H) 除此以外,在為第一被告工作期間,原告還收取第一被告客人付給所有員工全部小費中一份額,金額不定;該小費由第一被告每日收集並點算,之後,每十日,由第一被告按工作人員的相關職位分發給所有工作人員。
I) 2002年7月28日,原告與澳門博彩股份有限公司(第二被告)簽署了一份《工作合同》,內容載於卷宗第25頁至第34頁,其內容在此全文轉錄。
經庭審後獲證明的事實
1. 原告與第一被告的勞動關係存續期間,原告從沒獲得許可享用任何一日的每工作一周一日之休。
2. 在上述期間提供的工作,原告從沒有收到任何額外補償。
3. 原告也從沒有獲得另外一日作為補休。
4. 第一被告從沒有訂定任何年假休息期間。
5. 原告沒有享有任何期間的年假休息。
6. 原告與第一被告合同關係存續期間,第一被告從沒有給予原告享有強制性公眾假日休息。
7. 原告從沒有因在上述期間實質提供工作而收到任何額外薪金。
8. 原告每月工資收入由既證事實第G)及H)項所述之確定金額及浮動金額組成,每年從第一被告收取的日工資如下所列:
* 在1984年:每日金額為澳門幣329圓;
* 在1985年:每日金額為澳門幣334圓;
* 在1986年:每日金額為澳門幣314圓;
* 在1987年:每日金額為澳門幣369圓;
* 在1988年:每日金額為澳門幣394圓;
* 在1989年:每日金額為澳門幣411圓;
* 在1990年:每日金額為澳門幣513圓;
* 在1991年:每日金額為澳門幣479圓;
* 在1992年:每日金額為澳門幣536圓;
* 在1993年:每日金額為澳門幣533圓;
* 在1994年:每日金額為澳門幣578圓;
* 在1995年:每日金額為澳門幣538圓;
* 在1996年:每日金額為澳門幣486圓;
* 在1997年:每日金額為澳門幣502圓;
* 在1998年:每日金額為澳門幣482圓;
* 在1999年:每日金額為澳門幣414圓;
* 在2000年:每日金額為澳門幣415圓;
* 在2001年:每日金額為澳門幣456圓。
* 在2002年:每日金額為澳門幣406圓。
9. 原告與第一被告合同關係存續期間,原告與家人及朋友交往方面受到了限制、沒能擁有喜悅及閑暇時間。
10. 原告獲第一被告通知,由於澳門博彩股份有限公司取得幸運博彩經營批給,故原告應與其簽立“新”工作合同。
11. 原告享有豁免工作期間,不收取任何報酬。
12. 多年來,在豁免上班的日子,第一被告的員工,特別是原告,從沒有要求第一被告支付任何相關日子的補償或報酬。

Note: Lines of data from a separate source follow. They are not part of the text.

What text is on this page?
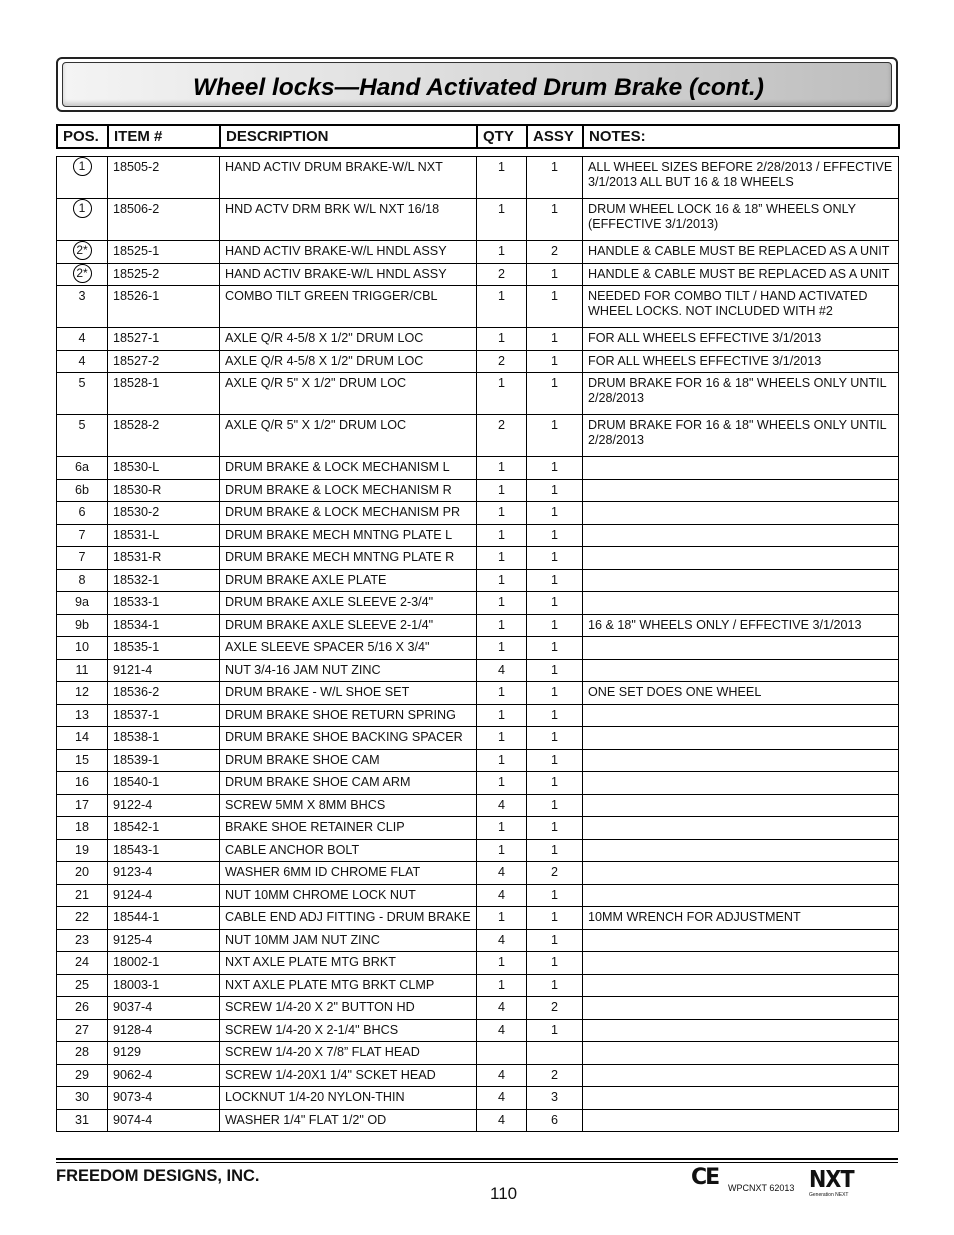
Wheel locks—Hand Activated Drum Brake (cont.)
POS.	ITEM #	DESCRIPTION	QTY	ASSY	NOTES:
1	18505-2	HAND ACTIV DRUM BRAKE-W/L NXT	1	1	ALL WHEEL SIZES BEFORE 2/28/2013 / EFFECTIVE 3/1/2013 ALL BUT 16 & 18 WHEELS

1	18506-2	HND ACTV DRM BRK W/L NXT 16/18	1	1	DRUM WHEEL LOCK 16 & 18” WHEELS ONLY (EFFECTIVE 3/1/2013)

2*	18525-1	HAND ACTIV BRAKE-W/L HNDL ASSY	1	2	HANDLE & CABLE MUST BE REPLACED AS A UNIT

2*	18525-2	HAND ACTIV BRAKE-W/L HNDL ASSY	2	1	HANDLE & CABLE MUST BE REPLACED AS A UNIT

3	18526-1	COMBO TILT GREEN TRIGGER/CBL	1	1	NEEDED FOR COMBO TILT / HAND ACTIVATED WHEEL LOCKS. NOT INCLUDED WITH #2

4	18527-1	AXLE Q/R 4-5/8 X 1/2" DRUM LOC	1	1	FOR ALL WHEELS EFFECTIVE 3/1/2013

4	18527-2	AXLE Q/R 4-5/8 X 1/2" DRUM LOC	2	1	FOR ALL WHEELS EFFECTIVE 3/1/2013

5	18528-1	AXLE Q/R 5" X 1/2" DRUM LOC	1	1	DRUM BRAKE FOR 16 & 18" WHEELS ONLY UNTIL 2/28/2013

5	18528-2	AXLE Q/R 5" X 1/2" DRUM LOC	2	1	DRUM BRAKE FOR 16 & 18" WHEELS ONLY UNTIL 2/28/2013

6a	18530-L	DRUM BRAKE & LOCK MECHANISM L	1	1	

6b	18530-R	DRUM BRAKE & LOCK MECHANISM R	1	1	

6	18530-2	DRUM BRAKE & LOCK MECHANISM PR	1	1	

7	18531-L	DRUM BRAKE MECH MNTNG PLATE L	1	1	

7	18531-R	DRUM BRAKE MECH MNTNG PLATE R	1	1	

8	18532-1	DRUM BRAKE AXLE PLATE	1	1	

9a	18533-1	DRUM BRAKE AXLE SLEEVE 2-3/4"	1	1	

9b	18534-1	DRUM BRAKE AXLE SLEEVE 2-1/4"	1	1	16 & 18" WHEELS ONLY / EFFECTIVE 3/1/2013

10	18535-1	AXLE SLEEVE SPACER 5/16 X 3/4"	1	1	

11	9121-4	NUT 3/4-16 JAM NUT ZINC	4	1	

12	18536-2	DRUM BRAKE - W/L SHOE SET	1	1	ONE SET DOES ONE WHEEL

13	18537-1	DRUM BRAKE SHOE RETURN SPRING	1	1	

14	18538-1	DRUM BRAKE SHOE BACKING SPACER	1	1	

15	18539-1	DRUM BRAKE SHOE CAM	1	1	

16	18540-1	DRUM BRAKE SHOE CAM ARM	1	1	

17	9122-4	SCREW 5MM X 8MM BHCS	4	1	

18	18542-1	BRAKE SHOE RETAINER CLIP	1	1	

19	18543-1	CABLE ANCHOR BOLT	1	1	

20	9123-4	WASHER 6MM ID CHROME FLAT	4	2	

21	9124-4	NUT 10MM CHROME LOCK NUT	4	1	

22	18544-1	CABLE END ADJ FITTING - DRUM BRAKE	1	1	10MM WRENCH FOR ADJUSTMENT

23	9125-4	NUT 10MM JAM NUT ZINC	4	1	

24	18002-1	NXT AXLE PLATE MTG BRKT	1	1	

25	18003-1	NXT AXLE PLATE MTG BRKT CLMP	1	1	

26	9037-4	SCREW 1/4-20 X 2" BUTTON HD	4	2	

27	9128-4	SCREW 1/4-20 X 2-1/4" BHCS	4	1	

28	9129	SCREW 1/4-20 X 7/8” FLAT HEAD			

29	9062-4	SCREW 1/4-20X1 1/4" SCKET HEAD	4	2	

30	9073-4	LOCKNUT 1/4-20 NYLON-THIN	4	3	

31	9074-4	WASHER 1/4" FLAT 1/2" OD	4	6	

FREEDOM DESIGNS, INC.
110
CE WPCNXT 62013 NXT
Generation NEXT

Perante as volumosas conclusões na motivação do recurso, é de frisar que ao tribunal não cabe debater com as partes, recorrente ou recorrida, todos os argumentos por elas deduzidos para sustentar a sua posição face às questões por elas ou contra elas levantadas, mas sim só as questões que, face à lei processual, devam e possam constituir o objecto do recurso, assim como as questões de conhecimento oficioso.

Assim, de acordo com o globalmente alegado nas conclusões do recurso, são as seguintes questões, elencadas numa relação subsidiária, que delimitam o thema decidendum na presente lide recursória, para além da questão que a recorrente levantou acerca da falta da prova dos factos demonstrativos da ilicitude da acção ou omissão da Ré.

Ora, quanto a esta última questão que se prende com a matéria de facto, a ora recorrente não fez mais do que sindicar a livre apreciação de prova feita pelo Tribunal a quo.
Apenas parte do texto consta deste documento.